Constitué de 38 textes d’origine et de nature fort diversifiées (chapitres de livres, monographies, articles, entrevues, extraits de rapports de recherche, etc.) publiés entre 1950 et 1984, le corpus de ce recueil est encadré par une préface de Jacques Hamel, par une introduction de Gabriel Gagnon et par la conclusion de Marcel Fournier. Aussi, afin de rendre ces textes plus accessibles aux lecteurs d’aujourd’hui, ils ont été individuellement introduits et mis en contexte par Julien Forgues Lecavallier.

Fort de ses 581 pages, l’ouvrage scande méticuleusement et de façon éclectique la pensée de Marcel Rioux dans le but de rappeler aux lecteurs sa contribution à la théorie et à la pratique sociale contemporaines. Profondément inspirée par les grands moments historiques du siècle passé (que Rioux traverse presque entièrement : 1919-1992), la trajectoire personnelle et intellectuelle de Rioux ainsi reconstituée, avec élégance et respect, ajoute à l’oeuvre un éclairage inédit tout en lui donnant une corporéité nouvelle. Grâce à ce livre nous pouvons revisiter l’héritage de cet homme extraordinaire dont la richesse de la pensée n’a d’égale que sa passion pour le Québec.
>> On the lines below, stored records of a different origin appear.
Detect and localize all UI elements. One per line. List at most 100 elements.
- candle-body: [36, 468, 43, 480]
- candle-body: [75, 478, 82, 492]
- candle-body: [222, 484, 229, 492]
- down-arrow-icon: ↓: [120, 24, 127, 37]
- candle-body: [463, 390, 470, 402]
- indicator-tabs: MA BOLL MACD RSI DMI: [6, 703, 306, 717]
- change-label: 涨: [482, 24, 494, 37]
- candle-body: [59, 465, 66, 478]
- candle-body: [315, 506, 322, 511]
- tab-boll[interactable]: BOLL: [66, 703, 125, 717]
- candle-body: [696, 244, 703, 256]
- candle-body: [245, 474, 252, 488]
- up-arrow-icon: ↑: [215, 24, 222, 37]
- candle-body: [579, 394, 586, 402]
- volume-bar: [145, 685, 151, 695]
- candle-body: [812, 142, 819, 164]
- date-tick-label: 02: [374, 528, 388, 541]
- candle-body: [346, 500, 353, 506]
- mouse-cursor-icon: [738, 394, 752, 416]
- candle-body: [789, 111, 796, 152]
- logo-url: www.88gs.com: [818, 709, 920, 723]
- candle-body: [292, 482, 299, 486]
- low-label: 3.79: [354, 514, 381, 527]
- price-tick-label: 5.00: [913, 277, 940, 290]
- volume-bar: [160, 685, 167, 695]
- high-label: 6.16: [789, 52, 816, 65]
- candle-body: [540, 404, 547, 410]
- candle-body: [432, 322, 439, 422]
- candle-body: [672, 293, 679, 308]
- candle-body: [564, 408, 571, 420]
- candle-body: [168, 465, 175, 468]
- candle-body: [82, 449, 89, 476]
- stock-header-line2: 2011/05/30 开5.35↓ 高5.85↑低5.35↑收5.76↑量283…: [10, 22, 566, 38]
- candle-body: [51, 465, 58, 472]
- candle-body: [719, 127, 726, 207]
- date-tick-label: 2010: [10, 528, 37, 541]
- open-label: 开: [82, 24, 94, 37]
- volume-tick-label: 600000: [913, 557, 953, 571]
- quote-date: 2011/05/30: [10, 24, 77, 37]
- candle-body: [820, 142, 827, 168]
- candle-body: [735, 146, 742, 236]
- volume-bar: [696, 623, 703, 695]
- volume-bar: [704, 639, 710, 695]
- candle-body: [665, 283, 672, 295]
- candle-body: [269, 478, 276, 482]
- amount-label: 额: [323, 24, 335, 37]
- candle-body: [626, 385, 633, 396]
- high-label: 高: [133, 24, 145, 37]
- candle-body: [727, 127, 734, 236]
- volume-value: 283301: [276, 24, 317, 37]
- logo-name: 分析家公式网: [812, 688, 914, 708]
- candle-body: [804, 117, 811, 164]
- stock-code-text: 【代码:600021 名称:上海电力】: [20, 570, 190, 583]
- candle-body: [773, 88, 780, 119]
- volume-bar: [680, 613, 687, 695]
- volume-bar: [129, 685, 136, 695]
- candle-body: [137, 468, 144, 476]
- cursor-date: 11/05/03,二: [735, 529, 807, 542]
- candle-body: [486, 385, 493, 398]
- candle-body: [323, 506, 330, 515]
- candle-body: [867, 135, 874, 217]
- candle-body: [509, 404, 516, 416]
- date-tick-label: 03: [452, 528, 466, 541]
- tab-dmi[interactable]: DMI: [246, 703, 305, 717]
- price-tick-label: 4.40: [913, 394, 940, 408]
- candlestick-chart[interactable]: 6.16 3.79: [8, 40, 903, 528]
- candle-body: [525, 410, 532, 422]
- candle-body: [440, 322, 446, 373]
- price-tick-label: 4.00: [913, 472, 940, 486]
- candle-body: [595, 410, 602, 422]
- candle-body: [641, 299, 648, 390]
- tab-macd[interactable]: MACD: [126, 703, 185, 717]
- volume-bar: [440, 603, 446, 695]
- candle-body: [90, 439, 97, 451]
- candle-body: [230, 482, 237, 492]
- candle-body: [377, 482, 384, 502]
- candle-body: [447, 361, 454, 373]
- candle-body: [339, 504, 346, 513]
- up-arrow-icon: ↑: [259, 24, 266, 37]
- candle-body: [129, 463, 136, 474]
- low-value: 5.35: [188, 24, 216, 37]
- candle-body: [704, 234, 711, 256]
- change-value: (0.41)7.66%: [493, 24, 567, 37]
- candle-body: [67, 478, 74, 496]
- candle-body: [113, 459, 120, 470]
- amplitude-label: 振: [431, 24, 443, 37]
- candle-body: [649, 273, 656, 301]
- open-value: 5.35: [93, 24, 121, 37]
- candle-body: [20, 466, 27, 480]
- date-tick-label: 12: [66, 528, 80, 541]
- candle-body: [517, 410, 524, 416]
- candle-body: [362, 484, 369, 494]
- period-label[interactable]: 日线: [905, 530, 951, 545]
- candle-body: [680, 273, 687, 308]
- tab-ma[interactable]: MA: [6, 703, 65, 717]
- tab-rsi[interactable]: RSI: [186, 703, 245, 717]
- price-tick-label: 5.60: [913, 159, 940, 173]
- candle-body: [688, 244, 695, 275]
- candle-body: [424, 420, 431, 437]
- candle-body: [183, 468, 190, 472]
Ce recueil – qui va au-delà des écrits « classiques » et mieux connus de Marcel Rioux, tels que : La question du Québec, Les Québécois, Essai de sociologie critique, Le besoin et le désir – remet en valeur la polyvalence et le caractère interdisciplinaire (anthropologique, sociologique, politique, philosophique, historique) de sa pensée et de sa démarche. En effet, sur les 38 textes de l’ouvrage qui ont été publiés, plusieurs portent sur l’appréhension de la culture en tant que pierre angulaire du social ainsi que sur la mise en relief des spécificités de la culture québécoise. D’autres font état des considérations de nature théorique, qui ont servi de fil conducteur à la démarche heuristique de Rioux, ainsi que certains de ses plus puissants écrits (dont l’excellent texte intitulé : « Jeunesse et société contemporaine ») sur les jeunes, identifiés par lui comme un des nouveaux sujets historiques. Ce livre contient aussi un grand nombre de textes qui portent directement ou indirectement sur le thème central des préoccupations de l’auteur : la société québécoise, sa place dans le monde et son avenir sociopolitique.

Rioux, comme de nombreux autres penseurs de son temps, a dû assumer non sans heurts, le choix du dépassement du marxisme et de la remise en question du statut central de l’économisme comme voie royale de l’émancipation et de la critique sociale. Dans ses écrits, il a dialogué et polémiqué sans répit avec plusieurs de ses contemporains afin de faire valoir son questionnement sur l’économisme et le déterminisme et la nécessité de réhabiliter le rôle social de la culture trop longtemps occulté par la gauche marxiste. Ceci le situe dans la lignée des théoriciens critiques européens et nord-américains du 20e siècle qui ont tenté de saisir et de clarifier le rôle de la superstructure.

La compréhension des ratés, des erreurs, des illusions, des déchirements et des deuils politiques et philosophiques vécus par les intellectuels de la génération de Rioux permet de mieux évaluer les défis et les pièges qui guettent les penseurs critiques d’aujourd’hui, et d’apprécier les désillusions et les deuils que les maîtres penseurs et les maîtres rêveurs du 20e siècle ont dû vivre. Leur résistance et leur résilience extraordinaires face aux totalitarismes de gauche et de droite, leur quête de nouvelles voies révolutionnaires, de nouveaux sujets historiques et d’autres manières de faire advenir la justice, l’égalité et l’émancipation, ne peuvent que nous rendre plus lucides (nous permettant de « dessiller nos yeux » comme le disait si bien Rioux) face au social-historique et à son caractère foncièrement imprévisible et indéterminé. Ces nouvelles manières d’envisager l’utopie et le principe espérance centrées sur la culture, la créativité et l’imaginaire peuvent nous aider à identifier les possibles – tels que définis par Ernst Bloch – comme étant l’émergence constante dans le présent, des signes avant-coureurs de l’émancipation et de l’altérité radicale.

À une époque où règnent la fragmentation, le cynisme, le narcissisme, le carriérisme, la soumission de la culture et de l’art à la logique de la consommation ainsi que la mise en marché des rêves et des désirs humains, face à l’exploitation de la créativité des jeunes par les stratèges du marketing, ce livre, qui témoigne de la grandeur de cette génération ancrée dans le principe espérance à laquelle appartient Marcel Rioux, peut devenir un phare pour ceux et celles qui continuent à investir l’avenir de l’humanité de façon espérante.